A faint smile appeared beneath the handlebar mustache. “A big fear that Lincoln would continue to go after him. We even made sure that Buryak heard that Lincoln was going to do anything he could to bring him down.”
“How?”
“Oh, Buryak’s people bugged the prosecution’s briefing room in the courthouse. We thought it might happen and scanned it. Left the bugs in place long enough to deliver the message.”
“The fuck.”
Rhyme added, “We were sure Buryak would use the department mole to find out what I was up to.”
Beaufort snapped, “So you were running an operation and didn’t tell me or the mayor?”
Rhyme hated obvious questions and tended not to answer them.
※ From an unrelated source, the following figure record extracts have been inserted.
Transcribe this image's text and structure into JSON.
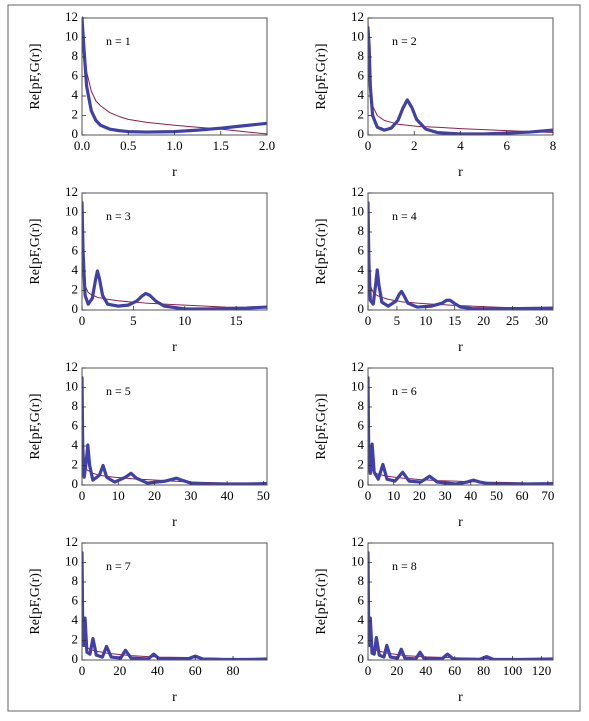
{
  "chart_data": [
    {
      "type": "line",
      "annotation": "n = 1",
      "xlabel": "r",
      "ylabel": "Re[pF,G(r)]",
      "xlim": [
        0,
        2
      ],
      "xticks": [
        {
          "value": 0,
          "label": "0.0"
        },
        {
          "value": 0.5,
          "label": "0.5"
        },
        {
          "value": 1,
          "label": "1.0"
        },
        {
          "value": 1.5,
          "label": "1.5"
        },
        {
          "value": 2,
          "label": "2.0"
        }
      ],
      "ylim": [
        0,
        12
      ],
      "yticks": [
        0,
        2,
        4,
        6,
        8,
        10,
        12
      ],
      "x": [
        0,
        0.02,
        0.05,
        0.1,
        0.15,
        0.2,
        0.3,
        0.4,
        0.5,
        0.7,
        1.0,
        1.25,
        1.5,
        1.75,
        2.0
      ],
      "series": [
        {
          "color": "#8b2252",
          "values": [
            12,
            10,
            6.5,
            4.5,
            3.5,
            3,
            2.3,
            1.9,
            1.6,
            1.3,
            1.0,
            0.8,
            0.6,
            0.35,
            0.1
          ]
        },
        {
          "color": "#4040a8",
          "values": [
            12,
            9,
            5,
            2.5,
            1.5,
            1,
            0.6,
            0.45,
            0.35,
            0.3,
            0.35,
            0.5,
            0.7,
            0.95,
            1.2
          ]
        }
      ]
    },
    {
      "type": "line",
      "annotation": "n = 2",
      "xlabel": "r",
      "ylabel": "Re[pF,G(r)]",
      "xlim": [
        0,
        8
      ],
      "xticks": [
        0,
        2,
        4,
        6,
        8
      ],
      "ylim": [
        0,
        12
      ],
      "yticks": [
        0,
        2,
        4,
        6,
        8,
        10,
        12
      ],
      "x": [
        0,
        0.05,
        0.1,
        0.2,
        0.4,
        0.7,
        1.0,
        1.3,
        1.5,
        1.7,
        1.9,
        2.1,
        2.5,
        3,
        4,
        5,
        6,
        7,
        8
      ],
      "series": [
        {
          "color": "#8b2252",
          "values": [
            12,
            8,
            5,
            3,
            2,
            1.5,
            1.3,
            1.1,
            1.05,
            1.0,
            0.95,
            0.9,
            0.85,
            0.8,
            0.65,
            0.55,
            0.45,
            0.35,
            0.25
          ]
        },
        {
          "color": "#4040a8",
          "values": [
            11,
            9,
            5,
            2,
            0.8,
            0.5,
            0.7,
            1.5,
            2.7,
            3.6,
            2.8,
            1.6,
            0.6,
            0.25,
            0.1,
            0.1,
            0.2,
            0.3,
            0.5
          ]
        }
      ]
    },
    {
      "type": "line",
      "annotation": "n = 3",
      "xlabel": "r",
      "ylabel": "Re[pF,G(r)]",
      "xlim": [
        0,
        18
      ],
      "xticks": [
        0,
        5,
        10,
        15
      ],
      "ylim": [
        0,
        12
      ],
      "yticks": [
        0,
        2,
        4,
        6,
        8,
        10,
        12
      ],
      "x": [
        0,
        0.1,
        0.3,
        0.6,
        1.0,
        1.3,
        1.5,
        1.7,
        2.0,
        2.5,
        3.5,
        4.5,
        5.3,
        5.8,
        6.2,
        6.6,
        7.2,
        8,
        10,
        12,
        14,
        16,
        18
      ],
      "series": [
        {
          "color": "#8b2252",
          "values": [
            12,
            5,
            2.5,
            1.8,
            1.5,
            1.4,
            1.3,
            1.25,
            1.2,
            1.1,
            0.95,
            0.85,
            0.8,
            0.75,
            0.7,
            0.68,
            0.65,
            0.6,
            0.5,
            0.4,
            0.3,
            0.25,
            0.2
          ]
        },
        {
          "color": "#4040a8",
          "values": [
            11,
            6,
            1.5,
            0.6,
            1.2,
            3,
            4,
            3.2,
            1.5,
            0.6,
            0.4,
            0.5,
            0.9,
            1.4,
            1.7,
            1.5,
            0.9,
            0.4,
            0.1,
            0.1,
            0.15,
            0.2,
            0.3
          ]
        }
      ]
    },
    {
      "type": "line",
      "annotation": "n = 4",
      "xlabel": "r",
      "ylabel": "Re[pF,G(r)]",
      "xlim": [
        0,
        32
      ],
      "xticks": [
        0,
        5,
        10,
        15,
        20,
        25,
        30
      ],
      "ylim": [
        0,
        12
      ],
      "yticks": [
        0,
        2,
        4,
        6,
        8,
        10,
        12
      ],
      "x": [
        0,
        0.15,
        0.4,
        0.9,
        1.3,
        1.6,
        1.9,
        2.4,
        3.5,
        4.8,
        5.4,
        5.8,
        6.2,
        6.9,
        8.5,
        11,
        12.8,
        13.6,
        14.2,
        14.9,
        16,
        18,
        22,
        26,
        32
      ],
      "series": [
        {
          "color": "#8b2252",
          "values": [
            12,
            4,
            2.5,
            1.8,
            1.6,
            1.5,
            1.4,
            1.3,
            1.1,
            0.95,
            0.9,
            0.85,
            0.82,
            0.8,
            0.7,
            0.6,
            0.55,
            0.52,
            0.5,
            0.48,
            0.45,
            0.4,
            0.3,
            0.2,
            0.1
          ]
        },
        {
          "color": "#4040a8",
          "values": [
            11,
            5,
            1,
            0.6,
            2.5,
            4.1,
            2.5,
            0.8,
            0.4,
            0.9,
            1.6,
            1.9,
            1.5,
            0.7,
            0.3,
            0.4,
            0.7,
            1.0,
            1.0,
            0.7,
            0.3,
            0.15,
            0.1,
            0.15,
            0.2
          ]
        }
      ]
    },
    {
      "type": "line",
      "annotation": "n = 5",
      "xlabel": "r",
      "ylabel": "Re[pF,G(r)]",
      "xlim": [
        0,
        51
      ],
      "xticks": [
        0,
        10,
        20,
        30,
        40,
        50
      ],
      "ylim": [
        0,
        12
      ],
      "yticks": [
        0,
        2,
        4,
        6,
        8,
        10,
        12
      ],
      "x": [
        0,
        0.2,
        0.6,
        1.2,
        1.6,
        2.1,
        3,
        4.8,
        5.8,
        6.8,
        9,
        12,
        13.5,
        15,
        18,
        23,
        25,
        26,
        27.5,
        30,
        35,
        40,
        45,
        51
      ],
      "series": [
        {
          "color": "#8b2252",
          "values": [
            12,
            3.5,
            2,
            1.6,
            1.5,
            1.4,
            1.2,
            1,
            0.95,
            0.9,
            0.8,
            0.7,
            0.65,
            0.6,
            0.55,
            0.45,
            0.4,
            0.38,
            0.35,
            0.3,
            0.25,
            0.2,
            0.15,
            0.1
          ]
        },
        {
          "color": "#4040a8",
          "values": [
            11,
            4,
            0.8,
            2.5,
            4.1,
            2,
            0.5,
            1,
            2,
            0.8,
            0.3,
            0.8,
            1.2,
            0.7,
            0.2,
            0.4,
            0.6,
            0.7,
            0.5,
            0.2,
            0.1,
            0.1,
            0.1,
            0.15
          ]
        }
      ]
    },
    {
      "type": "line",
      "annotation": "n = 6",
      "xlabel": "r",
      "ylabel": "Re[pF,G(r)]",
      "xlim": [
        0,
        72
      ],
      "xticks": [
        0,
        10,
        20,
        30,
        40,
        50,
        60,
        70
      ],
      "ylim": [
        0,
        12
      ],
      "yticks": [
        0,
        2,
        4,
        6,
        8,
        10,
        12
      ],
      "x": [
        0,
        0.3,
        0.9,
        1.6,
        2.4,
        4,
        5.8,
        7.4,
        10.5,
        13.5,
        16,
        20.5,
        24,
        27,
        34,
        38.5,
        41,
        43.5,
        48,
        55,
        62,
        72
      ],
      "series": [
        {
          "color": "#8b2252",
          "values": [
            12,
            3,
            1.8,
            1.5,
            1.3,
            1.1,
            1,
            0.9,
            0.8,
            0.7,
            0.65,
            0.55,
            0.5,
            0.45,
            0.4,
            0.35,
            0.33,
            0.3,
            0.28,
            0.25,
            0.2,
            0.1
          ]
        },
        {
          "color": "#4040a8",
          "values": [
            11,
            3,
            1.2,
            4.2,
            1.3,
            0.6,
            2.1,
            0.6,
            0.4,
            1.3,
            0.4,
            0.3,
            0.9,
            0.3,
            0.1,
            0.3,
            0.5,
            0.3,
            0.1,
            0.1,
            0.1,
            0.15
          ]
        }
      ]
    },
    {
      "type": "line",
      "annotation": "n = 7",
      "xlabel": "r",
      "ylabel": "Re[pF,G(r)]",
      "xlim": [
        0,
        98
      ],
      "xticks": [
        0,
        20,
        40,
        60,
        80
      ],
      "ylim": [
        0,
        12
      ],
      "yticks": [
        0,
        2,
        4,
        6,
        8,
        10,
        12
      ],
      "x": [
        0,
        0.4,
        1,
        1.6,
        2.6,
        4.2,
        5.8,
        7.6,
        10.8,
        13,
        15.5,
        20.5,
        23,
        26,
        35,
        38,
        41,
        56,
        60,
        64,
        75,
        87,
        98
      ],
      "series": [
        {
          "color": "#8b2252",
          "values": [
            12,
            2.5,
            1.7,
            1.5,
            1.3,
            1.1,
            1,
            0.9,
            0.8,
            0.7,
            0.65,
            0.55,
            0.5,
            0.45,
            0.35,
            0.33,
            0.3,
            0.25,
            0.22,
            0.2,
            0.15,
            0.1,
            0.05
          ]
        },
        {
          "color": "#4040a8",
          "values": [
            11,
            2.5,
            1.5,
            4.3,
            0.8,
            0.6,
            2.2,
            0.5,
            0.3,
            1.4,
            0.3,
            0.2,
            1.0,
            0.2,
            0.1,
            0.6,
            0.1,
            0.1,
            0.4,
            0.1,
            0.05,
            0.05,
            0.1
          ]
        }
      ]
    },
    {
      "type": "line",
      "annotation": "n = 8",
      "xlabel": "r",
      "ylabel": "Re[pF,G(r)]",
      "xlim": [
        0,
        128
      ],
      "xticks": [
        0,
        20,
        40,
        60,
        80,
        100,
        120
      ],
      "ylim": [
        0,
        12
      ],
      "yticks": [
        0,
        2,
        4,
        6,
        8,
        10,
        12
      ],
      "x": [
        0,
        0.5,
        1.1,
        1.6,
        2.8,
        4.3,
        5.8,
        7.8,
        11,
        13,
        15.5,
        20.5,
        23,
        25.5,
        33,
        36,
        39,
        51,
        55,
        59,
        77,
        82,
        87,
        105,
        128
      ],
      "series": [
        {
          "color": "#8b2252",
          "values": [
            12,
            2.5,
            1.7,
            1.5,
            1.3,
            1.1,
            1,
            0.9,
            0.8,
            0.7,
            0.65,
            0.55,
            0.5,
            0.45,
            0.38,
            0.35,
            0.32,
            0.27,
            0.25,
            0.23,
            0.17,
            0.15,
            0.13,
            0.08,
            0.05
          ]
        },
        {
          "color": "#4040a8",
          "values": [
            11,
            2.5,
            1.5,
            4.3,
            0.7,
            0.6,
            2.3,
            0.5,
            0.3,
            1.5,
            0.3,
            0.2,
            1.1,
            0.2,
            0.1,
            0.8,
            0.1,
            0.1,
            0.6,
            0.1,
            0.05,
            0.35,
            0.05,
            0.05,
            0.1
          ]
        }
      ]
    }
  ]
}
But Rodriguez offered, “We didn’t know where the leak was. Your office is copied on a lot of classified NYPD information. Somebody here could have been skimming it.”
The mayor gave a laugh. “I was a suspect too.”
Rhyme didn’t point out the embarrassing fallacy that it hardly made sense for Harrison to deal in stolen info since screwing with investigations and prosecutions worked against his interest as a candidate.
Rodriguez answered more delicately. “Not you, sir, but you have a big infrastructure here. The leak could have come from anywhere.” He continued, “The mole had to be pretty high up, someone with access to investigative information across all the divisions. That would include City Hall.”
Beaufort asked, “How did you get to Brett Evans?”
“Just like what we hoped would happen: Buryak put one of his people on me to stop my supposed renegade investigation against him. Aaron Douglass.”
Rodriguez explained, “He’s a gold shield with the OC Task Force working undercover in Buryak’s operation.”
“Maybe he was legit but he was the only connection we had to Buryak, so Amelia and I made up a story about some drug drops at the Red Hook piers in Brooklyn.”
Rodriguez said, “I put a team on Douglass. We ended up with this. Recorded at an outdoor café on the East Side. We got an undercover at a table next to Douglass and who shows up but Evans?” He put the transcript on the mayor’s desk.
EVANS: How’s Buryak?
DOUGLASS: Thank Christ he doesn’t watch the news. I told him I nailed that Sachs bitch downtown, ran over her. Then, the fuck, she shows up on TV talking about help us find the Locksmith.
EVANS: You could talk your way out of it.
DOUGLASS: Yeah, Viktor trusts me. More and more. Still. [Garbled noise.]
DOUGLASS: Listen, I’ve got something good you can sell to Viktor. There’s going to be a series of narc drops at the Red Hook piers. A lot. If you can get me details Viktor’ll put it up at one of his auctions. He’s got some customers’d pay large to know when a crime scene bus is taking the shipment to the Queens lab. Easy to knock over, especially if it’s late at night.
EVANS: Excellent. I’ll get on the horn with Narcotics now and get back to you... Aaron, let me ask you a question. You’re walking a tightrope here. You haven’t nailed Buryak yet. Isn’t your captain getting impatient? Six months with nothing solid against him. You have an endgame?
DOUGLASS: I’m banking ten K a week. I hang in for another, maybe, five, six months, and then I’m out. Retiring.